Let’s give a concrete and catastrophic example of something I’ve seen in the wild in a professional product. A developer there had obviously seen the application role[1] in the ARIA specs, thought “I’m building a web app”, and added it to their html element.

What role="application" means to assistive tech is: “I’m building a really complex application, so I’m going to handle absolutely everything for you, I don’t want you to have any default behaviour.” This meant that the web app in question was 100% unusable for any people using assistive technology, as that was broadly as far as they’d got with accessibility support.

[1] https://developer.mozilla.org/en-US/docs/Web/Accessibility/A...

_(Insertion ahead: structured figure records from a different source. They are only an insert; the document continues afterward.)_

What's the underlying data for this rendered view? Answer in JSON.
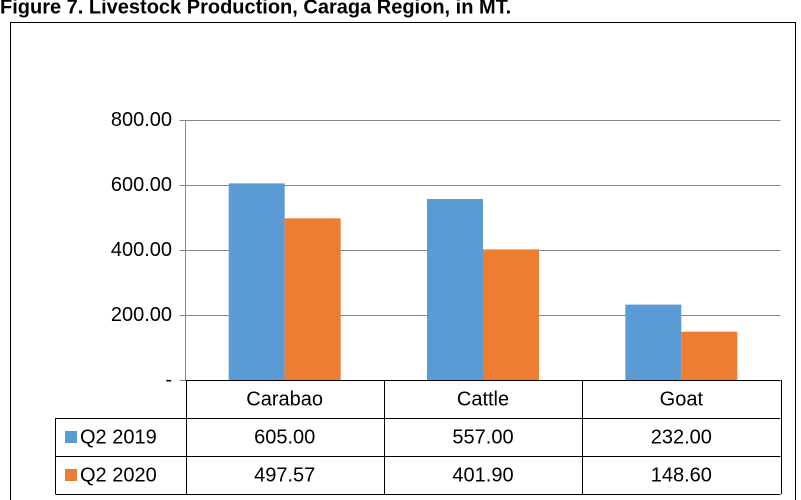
{
  "chart_data": {
    "type": "bar",
    "title": "Figure 7. Livestock Production, Caraga Region, in MT.",
    "categories": [
      "Carabao",
      "Cattle",
      "Goat"
    ],
    "series": [
      {
        "name": "Q2 2019",
        "color": "#5b9bd5",
        "values": [
          605,
          557,
          232
        ],
        "value_labels": [
          "605.00",
          "557.00",
          "232.00"
        ]
      },
      {
        "name": "Q2 2020",
        "color": "#ed7d31",
        "values": [
          497.57,
          401.9,
          148.6
        ],
        "value_labels": [
          "497.57",
          "401.90",
          "148.60"
        ]
      }
    ],
    "ylim": [
      0,
      800
    ],
    "yticks": [
      {
        "value": 0,
        "label": "-"
      },
      {
        "value": 200,
        "label": "200.00"
      },
      {
        "value": 400,
        "label": "400.00"
      },
      {
        "value": 600,
        "label": "600.00"
      },
      {
        "value": 800,
        "label": "800.00"
      }
    ],
    "grid": true,
    "legend": "table"
  }
}
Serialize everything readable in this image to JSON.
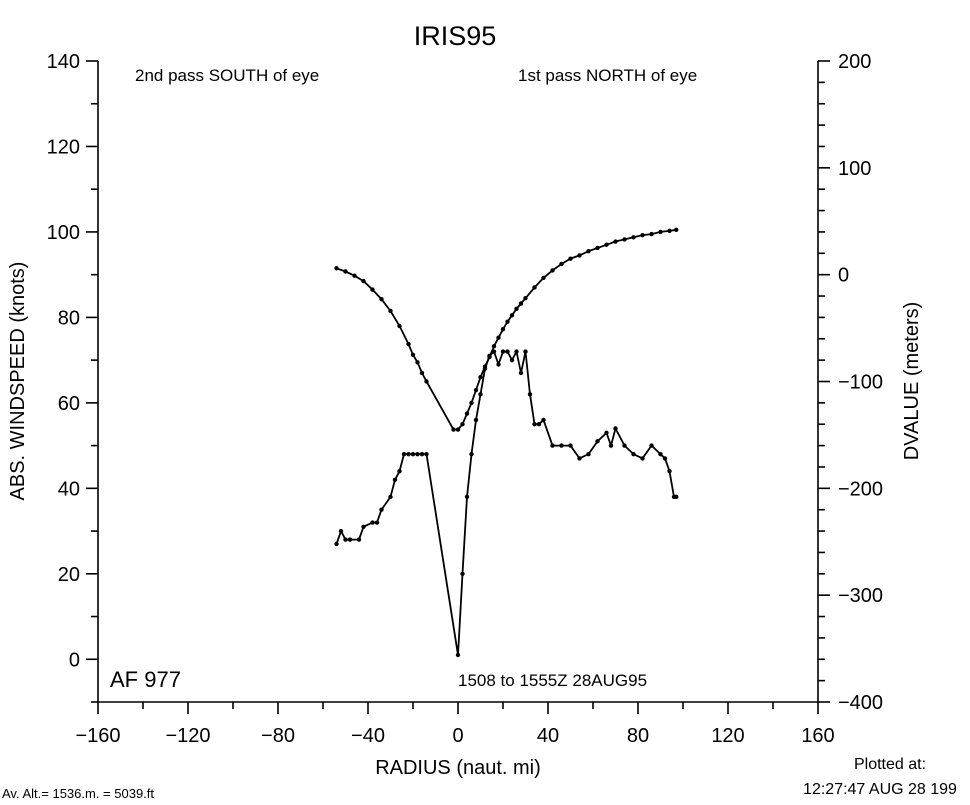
{
  "chart_data": {
    "type": "line",
    "title": "IRIS95",
    "xlabel": "RADIUS (naut. mi)",
    "ylabel": "ABS. WINDSPEED (knots)",
    "ylabel_right": "DVALUE (meters)",
    "xlim": [
      -160,
      160
    ],
    "ylim": [
      -10,
      140
    ],
    "ylim_right": [
      -400,
      200
    ],
    "x_ticks": [
      -160,
      -120,
      -80,
      -40,
      0,
      40,
      80,
      120,
      160
    ],
    "y_ticks": [
      0,
      20,
      40,
      60,
      80,
      100,
      120,
      140
    ],
    "y_ticks_right": [
      200,
      100,
      0,
      -100,
      -200,
      -300,
      -400
    ],
    "x_tick_labels": [
      "−160",
      "−120",
      "−80",
      "−40",
      "0",
      "40",
      "80",
      "120",
      "160"
    ],
    "y_tick_labels": [
      "0",
      "20",
      "40",
      "60",
      "80",
      "100",
      "120",
      "140"
    ],
    "y_tick_labels_right": [
      "200",
      "100",
      "0",
      "−100",
      "−200",
      "−300",
      "−400"
    ],
    "grid": false,
    "annotations": {
      "top_left": "2nd pass SOUTH of eye",
      "top_right": "1st pass NORTH of eye",
      "bottom_left": "AF 977",
      "bottom_center": "1508 to 1555Z 28AUG95"
    },
    "series": [
      {
        "axis": "right",
        "x": [
          -54,
          -50,
          -46,
          -42,
          -38,
          -34,
          -30,
          -26,
          -22,
          -20,
          -18,
          -16,
          -14,
          -2,
          0,
          2,
          4,
          6,
          8,
          10,
          12,
          14,
          16,
          18,
          20,
          22,
          24,
          26,
          28,
          30,
          34,
          38,
          42,
          46,
          50,
          54,
          58,
          62,
          66,
          70,
          74,
          78,
          82,
          86,
          90,
          94,
          97
        ],
        "y": [
          6,
          3,
          -1,
          -6,
          -14,
          -23,
          -34,
          -48,
          -65,
          -75,
          -82,
          -92,
          -100,
          -145,
          -145,
          -140,
          -130,
          -120,
          -108,
          -96,
          -86,
          -77,
          -67,
          -59,
          -51,
          -44,
          -38,
          -32,
          -27,
          -22,
          -12,
          -3,
          4,
          10,
          15,
          18,
          22,
          25,
          28,
          31,
          33,
          35,
          37,
          38,
          40,
          41,
          42
        ]
      },
      {
        "axis": "left",
        "x": [
          -54,
          -52,
          -50,
          -48,
          -44,
          -42,
          -38,
          -36,
          -34,
          -30,
          -28,
          -26,
          -24,
          -22,
          -20,
          -18,
          -16,
          -14,
          0,
          2,
          4,
          6,
          8,
          10,
          12,
          14,
          16,
          18,
          20,
          22,
          24,
          26,
          28,
          30,
          32,
          34,
          36,
          38,
          42,
          46,
          50,
          54,
          58,
          62,
          66,
          68,
          70,
          74,
          78,
          82,
          86,
          90,
          92,
          94,
          96,
          97
        ],
        "y": [
          27,
          30,
          28,
          28,
          28,
          31,
          32,
          32,
          35,
          38,
          42,
          44,
          48,
          48,
          48,
          48,
          48,
          48,
          1,
          20,
          38,
          48,
          56,
          62,
          68,
          71,
          72,
          69,
          72,
          72,
          70,
          72,
          67,
          72,
          62,
          55,
          55,
          56,
          50,
          50,
          50,
          47,
          48,
          51,
          53,
          50,
          54,
          50,
          48,
          47,
          50,
          48,
          47,
          44,
          38,
          38
        ]
      }
    ]
  },
  "footer": {
    "left": "Av. Alt.= 1536.m. =  5039.ft",
    "right_label": "Plotted at:",
    "right_time": "12:27:47 AUG 28 199"
  }
}
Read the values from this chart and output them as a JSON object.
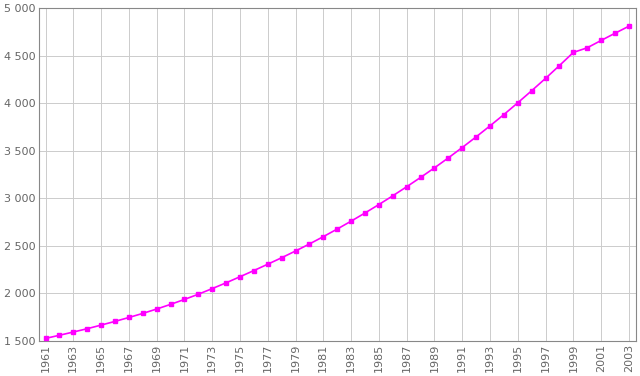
{
  "years": [
    1961,
    1962,
    1963,
    1964,
    1965,
    1966,
    1967,
    1968,
    1969,
    1970,
    1971,
    1972,
    1973,
    1974,
    1975,
    1976,
    1977,
    1978,
    1979,
    1980,
    1981,
    1982,
    1983,
    1984,
    1985,
    1986,
    1987,
    1988,
    1989,
    1990,
    1991,
    1992,
    1993,
    1994,
    1995,
    1996,
    1997,
    1998,
    1999,
    2000,
    2001,
    2002,
    2003
  ],
  "population": [
    1524,
    1557,
    1591,
    1626,
    1664,
    1703,
    1744,
    1787,
    1833,
    1882,
    1934,
    1989,
    2048,
    2109,
    2173,
    2238,
    2305,
    2373,
    2444,
    2518,
    2595,
    2675,
    2758,
    2844,
    2933,
    3025,
    3120,
    3218,
    3319,
    3424,
    3533,
    3645,
    3761,
    3880,
    4004,
    4131,
    4261,
    4396,
    4534,
    4583,
    4660,
    4736,
    4810
  ],
  "line_color": "#FF00FF",
  "marker": "s",
  "marker_size": 3.5,
  "ylim_min": 1500,
  "ylim_max": 5000,
  "yticks": [
    1500,
    2000,
    2500,
    3000,
    3500,
    4000,
    4500,
    5000
  ],
  "ytick_labels": [
    "1 500",
    "2 000",
    "2 500",
    "3 000",
    "3 500",
    "4 000",
    "4 500",
    "5 000"
  ],
  "xtick_years": [
    1961,
    1963,
    1965,
    1967,
    1969,
    1971,
    1973,
    1975,
    1977,
    1979,
    1981,
    1983,
    1985,
    1987,
    1989,
    1991,
    1993,
    1995,
    1997,
    1999,
    2001,
    2003
  ],
  "background_color": "#FFFFFF",
  "grid_color": "#CCCCCC",
  "tick_label_color": "#666666",
  "linewidth": 1.2,
  "spine_color": "#888888"
}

gampleman 13 hours ago | parent | next [-]

That does seem catastrophically misguided. I’m more curious about the more common case where tags are used as documented (and I really wish the documentation was better), but perhaps not completely. For instance we have a Finder like UI in our web app that conceptually is a treegrid, but we don’t support all of the keyboard interactions advised at the above website.

Should we remove the role attributes?

robin_reala 11 hours ago | parent [-]

What would be better for your users? What have you discovered in research?

If you don’t know, and you’re not doing research, your best bet is to match the standardised semantics and interactions as best as possible, or at least have backlogged items to do so.

tdeck 3 days ago | parent | prev [-]

Stories like this make me wonder if we could build a Chrome extension with a collection of crowd-sourced site-specific accessibility tweaks. Things like removing that bad ARIA tag or bodging in proper labels or tabindexes. It wouldn't be perfect, but neither is AdBlock and it offers a lot of benefit.